The p-value = 0 which indicates none of the 4,999 random permutations produced an F value as large as the observed one.
We reject the null hypothesis which confirms that at least one show’s average opinion score is significantly different from the others.
Conclusion
The ANOVA test showed a significant difference in average opinion scores (F = 12.37, p < 0.001), indicating that not all shows were rated the same.
Because the data was not perfectly normal, a permutation test was also conducted.

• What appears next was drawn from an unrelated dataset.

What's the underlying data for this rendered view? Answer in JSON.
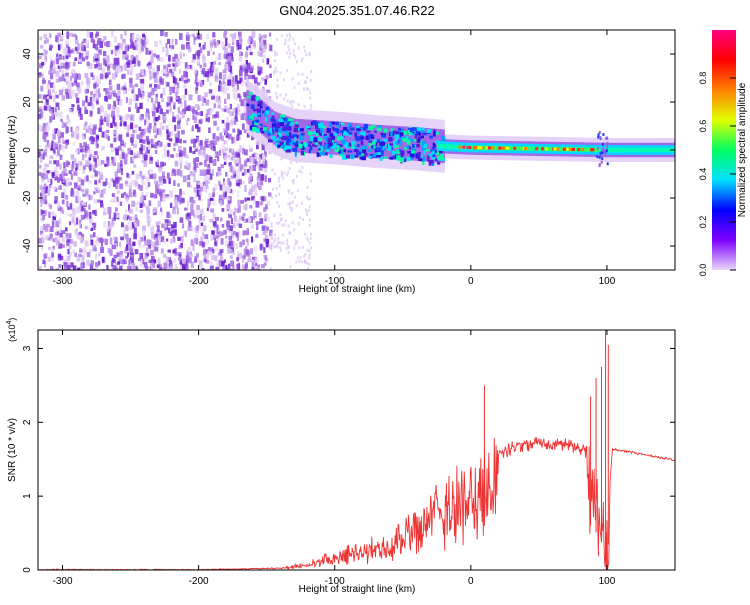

The observed F-statistic lay far beyond the null distribution with a p-value of 0, confirming that the differences are statistically significant and not due to random variation.
Among the three shows, Modern Family received the highest average rating (8.3), followed by Friends (6.9) and The Big Bang Theory (6.4). This shows that viewers clearly preferred Modern Family, while Friends and The Big Bang Theory received comparatively lower and similar scores.
Overall, both tests lead to the same conclusion - there is a real and significant difference in how audiences rated the three shows, with Modern Family being the most favorite.